Putin reportedly calls for Iran to limit damage in any retaliation against Israel | Iran


Vladimir Putin has reportedly told Iran to avoid civilian casualties in any retaliatory attack on Israel for the assassination of the Hamas political leader Ismail Haniyeh, an underlining of the constraints it faces as it frames its response – and a call for restraint likely to be echoed by many foreign ministers from the 57 countries inside the Organisation of Islamic Cooperation (OIC) at a meeting in Jeddah on Wednesday as tensions in the Middle East grow.

The meeting – jointly called by Iran and Pakistan – will produce unanimous condemnation of the killing of Haniyeh as an escalatory and illegal act by Israel, but Iranian diplomats will also be working to avoid being left isolated by the more cautious Arab Gulf states.

The warning by Putin, a close ally of Iran, was reportedly delivered by Sergei Shoigu, his former defence secretary and the secretary of the national security council of Russia, when he visited Tehran on Monday after the death of Haniyeh last week. Israel has neither confirmed or denied its role but is widely acknowledged to be responsible.

It is not a full reproach to Iran since most of Iran’s leadership have been aiming to strike military targets, but it underlines Russia’s concern that the response to Haniyeh’s killing could get out of hand – especially if multiple members of Iran’s semi-state axis of resistance, including the Houthis in Yemen and Hezbollah in Lebanon, launch their own less disciplined military responses at the same time. The Houthis have already hit residential buildings in Tel Aviv.

The leader of Hezbollah, Hassan Nasrallah, on Tuesday vowed a “strong and effective” response to the killing of its military commander Fuad Shukr in Beirut by Israel last week and said it would act either alone or with its regional allies. “Whatever the consequences, the resistance will not let these Israeli attacks pass by,” he said in a televised address to mark one week since the assassination.

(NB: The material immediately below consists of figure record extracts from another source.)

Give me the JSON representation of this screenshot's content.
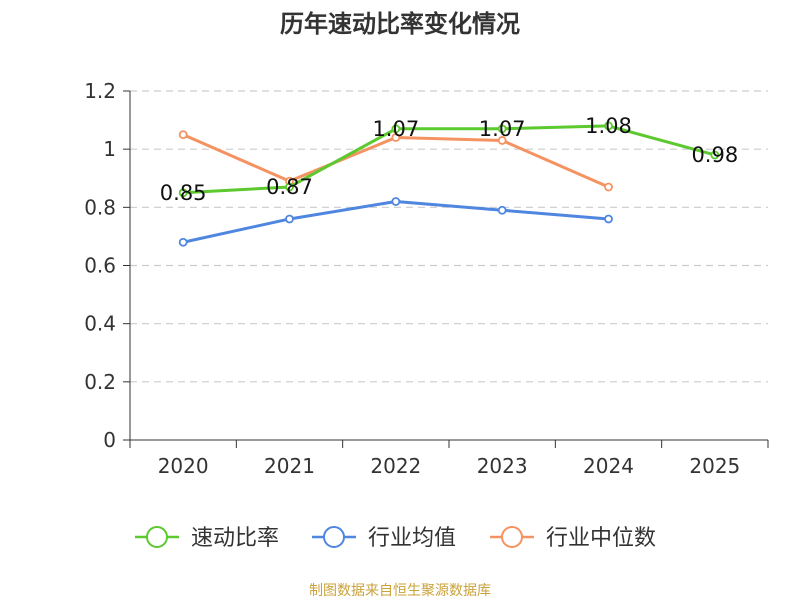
{
  "chart_data": {
    "type": "line",
    "title": "历年速动比率变化情况",
    "categories": [
      "2020",
      "2021",
      "2022",
      "2023",
      "2024",
      "2025"
    ],
    "ylim": [
      0,
      1.2
    ],
    "yticks": [
      "0",
      "0.2",
      "0.4",
      "0.6",
      "0.8",
      "1",
      "1.2"
    ],
    "grid": true,
    "legend_position": "bottom-center",
    "series": [
      {
        "name": "速动比率",
        "color": "#5cc92f",
        "values": [
          0.85,
          0.87,
          1.07,
          1.07,
          1.08,
          0.98
        ],
        "labels": [
          "0.85",
          "0.87",
          "1.07",
          "1.07",
          "1.08",
          "0.98"
        ],
        "show_labels": true
      },
      {
        "name": "行业均值",
        "color": "#4f86e0",
        "values": [
          0.68,
          0.76,
          0.82,
          0.79,
          0.76,
          null
        ],
        "show_labels": false
      },
      {
        "name": "行业中位数",
        "color": "#f59261",
        "values": [
          1.05,
          0.89,
          1.04,
          1.03,
          0.87,
          null
        ],
        "show_labels": false
      }
    ],
    "source": "制图数据来自恒生聚源数据库",
    "source_color": "#c9a23a"
  }
}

Western officials say the chances of Iran being persuaded to pull back from any military action are now vanishingly small, and the focus in calls still going into Tehran and Oman is on trying to convince Iran to avoid steps that lead to an all-out war in the region. The west argues that such a war would benefit no one, and eventually lead to Iran’s isolation at the moment its new government under a reformist president is seeking improved links with the wider world.

The last major Iranian effort to enlist the support of the OIC came at a joint meeting of the group with the Arab League in November, the first time the then Iranian president Ebrahim Raisi had visited Saudi Arabia. In a 30-minute address, Raisi tried to persuade the Gulf states that the arena for words was over, and it was action that was required.

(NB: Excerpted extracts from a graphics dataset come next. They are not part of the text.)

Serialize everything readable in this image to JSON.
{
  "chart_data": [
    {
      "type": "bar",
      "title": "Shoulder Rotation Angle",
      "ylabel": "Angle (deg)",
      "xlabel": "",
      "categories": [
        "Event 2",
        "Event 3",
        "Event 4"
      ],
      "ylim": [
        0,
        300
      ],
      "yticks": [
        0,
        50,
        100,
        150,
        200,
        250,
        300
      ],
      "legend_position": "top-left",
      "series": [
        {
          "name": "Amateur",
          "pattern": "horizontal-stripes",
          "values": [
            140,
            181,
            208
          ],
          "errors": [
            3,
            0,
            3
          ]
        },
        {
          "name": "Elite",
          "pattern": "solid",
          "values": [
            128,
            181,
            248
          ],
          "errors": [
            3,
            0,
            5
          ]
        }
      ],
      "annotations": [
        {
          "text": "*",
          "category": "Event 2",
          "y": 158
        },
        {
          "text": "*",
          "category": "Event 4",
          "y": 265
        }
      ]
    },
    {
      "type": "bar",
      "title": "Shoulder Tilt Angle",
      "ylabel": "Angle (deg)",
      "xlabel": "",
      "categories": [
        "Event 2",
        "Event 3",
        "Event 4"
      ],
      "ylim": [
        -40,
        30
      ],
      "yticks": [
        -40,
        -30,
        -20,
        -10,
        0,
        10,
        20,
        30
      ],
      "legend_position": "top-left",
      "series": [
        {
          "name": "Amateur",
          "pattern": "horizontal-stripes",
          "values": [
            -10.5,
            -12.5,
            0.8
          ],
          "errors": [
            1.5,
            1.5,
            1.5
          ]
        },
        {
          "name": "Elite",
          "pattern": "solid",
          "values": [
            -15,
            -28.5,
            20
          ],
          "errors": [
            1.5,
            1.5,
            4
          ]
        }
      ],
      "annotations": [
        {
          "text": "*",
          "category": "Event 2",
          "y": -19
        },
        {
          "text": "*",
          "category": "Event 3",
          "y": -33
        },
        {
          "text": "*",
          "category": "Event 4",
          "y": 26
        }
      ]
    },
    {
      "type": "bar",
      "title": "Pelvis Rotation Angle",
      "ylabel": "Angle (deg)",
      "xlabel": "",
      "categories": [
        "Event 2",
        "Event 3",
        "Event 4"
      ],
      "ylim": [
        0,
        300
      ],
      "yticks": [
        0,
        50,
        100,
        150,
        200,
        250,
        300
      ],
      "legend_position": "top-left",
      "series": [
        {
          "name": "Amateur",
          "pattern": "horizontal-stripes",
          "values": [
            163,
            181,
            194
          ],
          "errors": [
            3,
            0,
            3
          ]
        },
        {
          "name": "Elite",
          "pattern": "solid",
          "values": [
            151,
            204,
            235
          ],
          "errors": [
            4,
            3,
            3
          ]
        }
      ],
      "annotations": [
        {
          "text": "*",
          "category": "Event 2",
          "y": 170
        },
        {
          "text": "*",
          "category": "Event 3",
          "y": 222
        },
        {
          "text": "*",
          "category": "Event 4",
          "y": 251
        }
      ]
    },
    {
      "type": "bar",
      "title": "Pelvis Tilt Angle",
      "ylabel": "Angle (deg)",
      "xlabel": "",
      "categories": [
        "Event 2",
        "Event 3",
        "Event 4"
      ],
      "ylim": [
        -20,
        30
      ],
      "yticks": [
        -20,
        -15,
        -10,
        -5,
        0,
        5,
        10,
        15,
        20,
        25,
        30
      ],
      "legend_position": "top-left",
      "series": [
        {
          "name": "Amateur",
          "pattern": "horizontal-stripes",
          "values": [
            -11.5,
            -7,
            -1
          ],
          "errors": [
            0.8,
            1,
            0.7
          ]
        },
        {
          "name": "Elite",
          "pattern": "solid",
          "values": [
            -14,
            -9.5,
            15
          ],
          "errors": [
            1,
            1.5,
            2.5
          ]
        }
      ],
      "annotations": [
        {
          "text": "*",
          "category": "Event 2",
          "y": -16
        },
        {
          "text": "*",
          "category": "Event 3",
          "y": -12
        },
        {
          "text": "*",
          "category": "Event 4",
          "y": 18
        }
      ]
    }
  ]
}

He brought a 10-point plan including freezing diplomatic relations with Israel, mounting trade boycotts, a ban on energy sales, a ban on arms transfers to Israel from US airbases and “sending a convoy of ships carrying humanitarian aid to the Palestinian people from Islamic countries”.

But Iran’s action plan was largely missing from the eventual vast communique that instead focused on an utter condemnation of Israel for its behaviour in Gaza, behaviour that subsequently has been condemned further by the UN security council, the international court of justice, and led to a call for arrest warrants from the international criminal court prosecutor Karim Khan.

It is no more likely that the foreign ministers will adopt any such bold action plan in Jeddah today than it was in November. Instead the meeting provides Iran with a platform to assert its sovereign right to respond to Haniyeh’s killing. It also gives Iran a chance to press states such as Jordan, Egypt and Saudi Arabia not to do anything that diminishes the effectiveness of Iran’s response. When Iran launched an air attack on Israel in April, it was clear Saudi Arabia and Jordan either permitted the US to shoot down Iranian missiles crossing its sovereign territory, or its air force itself intervened to do so. It is less clear they will do so again.

Egypt and Saudi Arabia would also be the two nations that would normally be on the path of projectiles fired from Yemen to hit targets in Israel.

It is a matter of diplomatic judgment for the new Iranian leadership whether to call out what they may regard as the Gulf states’ weakness over Israel, a step that would run counter to the efforts to improve relations in the region with Bahrain, Saudi Arabia and Egypt. Gulf leaders do not take kindly to Iran trying to stir anger among their people about the inadequacy of their efforts to protect the Palestinians.

The focus of the Iranian foreign ministry is now more on persuading fellow Muslim states of America’s duplicity, and building a coalition of support for its right to respond but this cannot disguise the deeper disputes between Iran and the Arab states about how to approach Israel.

The Arab world’s hesitancy about military action against Israel is deeply entrenched in the Arab psyche because of the harrowing defeats in the 1967 and 1973 wars. The deeper trend is towards normalisation if only Israel had a different political leadership. Most Arab states support a two-state solution, but Iran, by contrast, supports a referendum on Israel’s future conducted among Israelis, Palestinians in the occupied territories and Palestinian refugees.

Until Iran changes that position, and stops arming the axis of resistance, Israel insists, the tensions will keep escalating in the Middle East, bringing the whole region to the brink of a war of unknown proportions.